47. After a review of all the decisions of the Supreme Court and the High Courts, including this Court, the following points become clear:

1) Negative covenants tied up with positive covenants during the subsistence of a contact be it of employment, partnership, commerce, Page 2704 agency or the like, would not normally be regarded as being in restraint of trade, business of profession unless the same are unconscionable or wholly one-sided;
2) Negative covenants between employer and employee contracts pertaining to the period post termination and restricting an employee's right to seek employment and/or to do business in the same field as the employer would be in restraint of trade and, therefore, a stipulation to this effect in the contract would be void. In other words, no employee can be confronted with the situation where he has to either work for the present employer or be forced to idleness;
3) While construing a restrictive or negative covenant and for determining whether such covenant is in restraint of trade, business or profession or not, the courts take a stricter view in employer-employee contracts than in other contracts, such as partnership contracts, collaboration contracts, franchise contracts, agency/distributorship contracts, commercial contracts. The reason being that in the latter kind of contracts, the parties are expected to have dealt with each other on more or less an equal footing, whereas in employer-employee contracts, the norm is that the employer has an advantage over the employee and it is quite often the case that employees have to sign standard form contracts or not be employed at all;
4) The question of reasonableness as also the question of whether the restraint is partial or complete is not required to be considered at all whenever an issue arises as to whether a particular term of a contract is or is not in restraint of trade, business or profession.

48. In the light of these principles which have been culled out from the decisions with regard to the scope and ambit of the provisions of Section 27 of the Indian Contract Act, it remains to be considered as to whether the non-solicitation clause in question amounts to a restraint of trade, business or profession. Two things are material. First of all, the contract in which the non-solicitation clause appears is a contract between the petitioner and the respondent whereby the petitioner was appointed as the sole and exclusive Canvassing Representative/Distributor of the respondent for its products in India. Secondly, it is not a contract between an employer and an employee. If one considers the non-solicitation clause, it becomes apparent that the parties are restrained for a period of two years from the date of termination of the agreement, from soliciting, inducing or encouraging any employees of the other party to terminate his employment with or to accept employment with any competitor, supplier or customer of the other party. It is a covenant which essentially prohibits either party from enticing and/or alluring each other's employees away from their respective employments. It is a restriction cast upon the contracting parties and not on the employees. The later part of the non-solicitation which deals with the exception with regard to general advertising of positions makes it clear that there is no bar on the employees of the petitioner leaving its employment and joining the respondent and vice versa. The bar or restriction is on the petitioner and the respondent from offering inducements to the other's employees to give up employment and join them. Therefore, the clause by itself does not put any restriction on the employees. The restriction is put on the petitioner and the respondent and, Page 2705 therefore, has to be viewed more liberally than a restriction in an employer-employee contract. In my view, therefore, the non-solicitation clause does not amount to a restraint of trade, business or profession and would not be hit by Section 27 of the Indian Contract Act, 1872 as being void.

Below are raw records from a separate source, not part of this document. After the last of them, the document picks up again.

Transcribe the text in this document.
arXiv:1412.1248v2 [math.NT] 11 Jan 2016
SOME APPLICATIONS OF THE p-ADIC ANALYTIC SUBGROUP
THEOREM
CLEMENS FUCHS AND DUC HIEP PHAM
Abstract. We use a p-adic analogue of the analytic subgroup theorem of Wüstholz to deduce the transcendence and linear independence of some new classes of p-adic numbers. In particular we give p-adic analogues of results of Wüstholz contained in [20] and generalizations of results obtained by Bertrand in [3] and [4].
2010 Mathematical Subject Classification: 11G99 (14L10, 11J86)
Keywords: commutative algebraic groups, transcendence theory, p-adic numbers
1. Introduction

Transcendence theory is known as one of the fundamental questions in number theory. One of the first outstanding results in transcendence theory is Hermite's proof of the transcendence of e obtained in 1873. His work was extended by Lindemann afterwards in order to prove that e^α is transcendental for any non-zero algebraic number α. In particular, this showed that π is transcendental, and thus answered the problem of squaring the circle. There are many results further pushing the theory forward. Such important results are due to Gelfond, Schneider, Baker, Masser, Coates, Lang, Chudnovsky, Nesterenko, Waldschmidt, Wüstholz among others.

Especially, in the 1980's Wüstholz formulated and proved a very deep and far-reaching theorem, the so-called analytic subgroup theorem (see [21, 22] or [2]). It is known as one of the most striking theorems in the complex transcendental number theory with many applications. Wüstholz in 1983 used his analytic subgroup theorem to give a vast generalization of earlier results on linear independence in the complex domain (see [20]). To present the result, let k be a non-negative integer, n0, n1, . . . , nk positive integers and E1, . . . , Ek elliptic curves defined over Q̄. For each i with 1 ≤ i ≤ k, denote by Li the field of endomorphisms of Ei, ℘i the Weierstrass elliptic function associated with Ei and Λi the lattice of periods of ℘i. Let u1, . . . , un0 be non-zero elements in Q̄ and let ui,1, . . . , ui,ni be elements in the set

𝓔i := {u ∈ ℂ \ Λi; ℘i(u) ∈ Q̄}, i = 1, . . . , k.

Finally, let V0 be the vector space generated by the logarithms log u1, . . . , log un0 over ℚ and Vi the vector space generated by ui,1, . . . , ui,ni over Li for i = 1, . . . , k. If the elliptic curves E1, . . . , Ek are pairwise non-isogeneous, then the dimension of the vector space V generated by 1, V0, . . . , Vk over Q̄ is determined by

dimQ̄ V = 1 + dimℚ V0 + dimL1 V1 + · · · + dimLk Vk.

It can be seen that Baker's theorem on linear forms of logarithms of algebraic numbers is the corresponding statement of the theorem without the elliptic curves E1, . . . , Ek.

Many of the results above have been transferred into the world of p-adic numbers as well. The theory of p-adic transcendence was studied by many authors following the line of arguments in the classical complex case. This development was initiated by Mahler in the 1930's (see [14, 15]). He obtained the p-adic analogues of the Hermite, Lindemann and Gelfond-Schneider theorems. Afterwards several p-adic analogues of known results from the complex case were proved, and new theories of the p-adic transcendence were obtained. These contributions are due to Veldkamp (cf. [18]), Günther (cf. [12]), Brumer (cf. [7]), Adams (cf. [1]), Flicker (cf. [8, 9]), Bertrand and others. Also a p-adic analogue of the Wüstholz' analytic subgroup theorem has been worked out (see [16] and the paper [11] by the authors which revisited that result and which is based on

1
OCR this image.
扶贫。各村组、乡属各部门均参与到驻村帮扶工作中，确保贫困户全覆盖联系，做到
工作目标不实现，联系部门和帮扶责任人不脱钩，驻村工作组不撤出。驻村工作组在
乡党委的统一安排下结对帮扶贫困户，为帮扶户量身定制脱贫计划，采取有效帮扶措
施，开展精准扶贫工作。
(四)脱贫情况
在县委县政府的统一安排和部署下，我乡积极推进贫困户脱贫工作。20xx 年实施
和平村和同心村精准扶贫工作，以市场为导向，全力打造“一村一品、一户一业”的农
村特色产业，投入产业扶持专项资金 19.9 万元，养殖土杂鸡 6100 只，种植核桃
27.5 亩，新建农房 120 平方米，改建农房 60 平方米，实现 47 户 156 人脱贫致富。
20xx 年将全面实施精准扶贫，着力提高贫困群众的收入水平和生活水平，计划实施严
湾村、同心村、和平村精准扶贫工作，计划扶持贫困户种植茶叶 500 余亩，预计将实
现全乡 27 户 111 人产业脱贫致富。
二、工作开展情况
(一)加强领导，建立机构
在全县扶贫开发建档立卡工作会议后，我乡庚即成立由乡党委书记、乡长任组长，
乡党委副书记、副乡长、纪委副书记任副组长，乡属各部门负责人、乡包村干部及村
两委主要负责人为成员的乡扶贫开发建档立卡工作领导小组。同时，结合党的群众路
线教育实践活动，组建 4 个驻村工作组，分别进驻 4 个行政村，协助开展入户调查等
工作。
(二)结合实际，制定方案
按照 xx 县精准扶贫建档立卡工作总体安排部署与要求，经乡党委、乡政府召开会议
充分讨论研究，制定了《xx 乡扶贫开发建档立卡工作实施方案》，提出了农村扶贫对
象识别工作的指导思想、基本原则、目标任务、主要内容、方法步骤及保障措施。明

49. However, the question that arises is what happens when the respondent has solicited and/or induced or encouraged employees of the petitioner to leave and/or resign from such employment and join the respondent. Can an injunction be granted restraining the respondent from giving employment to such employees ? There are only two possible situations. The first is that an injunction is granted and, the second is that an injunction is not granted. If an injunction is granted, it would imply that the respondent cannot employ such employees who have responded to the advertisement which I have already held to be a solicitation. But it would also mean that employees who did not have any such restrictive covenant in their employment contracts, would be barred from taking up employment with the respondent. In other words, we would be reading into their employment contracts a negative covenant that they would not seek employment after termination of their present employment, with the respondent. If such a term were to be introduced in their employment contracts, then, it, in view of the settled legal principles indicated above, would be void being in restraint of trade. Consequently, when such employees cannot be restrained from directly seeking the employment of the respondent, they cannot be restrained indirectly by preventing the respondent from employing them. Therefore, an injunction cannot be granted restraining the respondent from employing even those employees of the petitioner company who were allured by the solicitation held out by the respondent in the said advertisement. But, the respondent can be injuncted and restrained from making any such or other solicitation in future during the period of two years w.e.f. 31.12.2005 to any other employees of the petitioner. As regards the solicitation already made by the respondent in the advertisement, the petitioner, if it is able to substantiate this in the arbitration proceedings, would be entitled to be compensated by the grant of damages. So, it is not as if a breach of the non-solicitation clause would leave the petitioner without a remedy. The remedy lies in the claim for damages and an injunction against solicitation in future. It does not lie in the grant of an injunction preventing its employees from resigning and taking up employment with the respondent. Accordingly, this application under Section 9 of the Arbitration and Conciliation Act, 1996 is disposed of with the following directions:

1) the respondent is restrained during the pendency of the arbitration proceedings from taking out any other or further advertisements or to do anything to solicit, induce or encourage the employees of the petitioner to leave the petitioner's employment and take up employment of the respondent and/or its agents and/or representatives and/or competitors;
2) the employees of the petitioner would, however, be free to take up employment with the respondent, even in response to the said advertisement which has prima facie been held to be solicitation, but, the respondent would be liable to compensate the petitioner for such breach of the non-solicitation clause, if so established in the pending arbitration proceedings.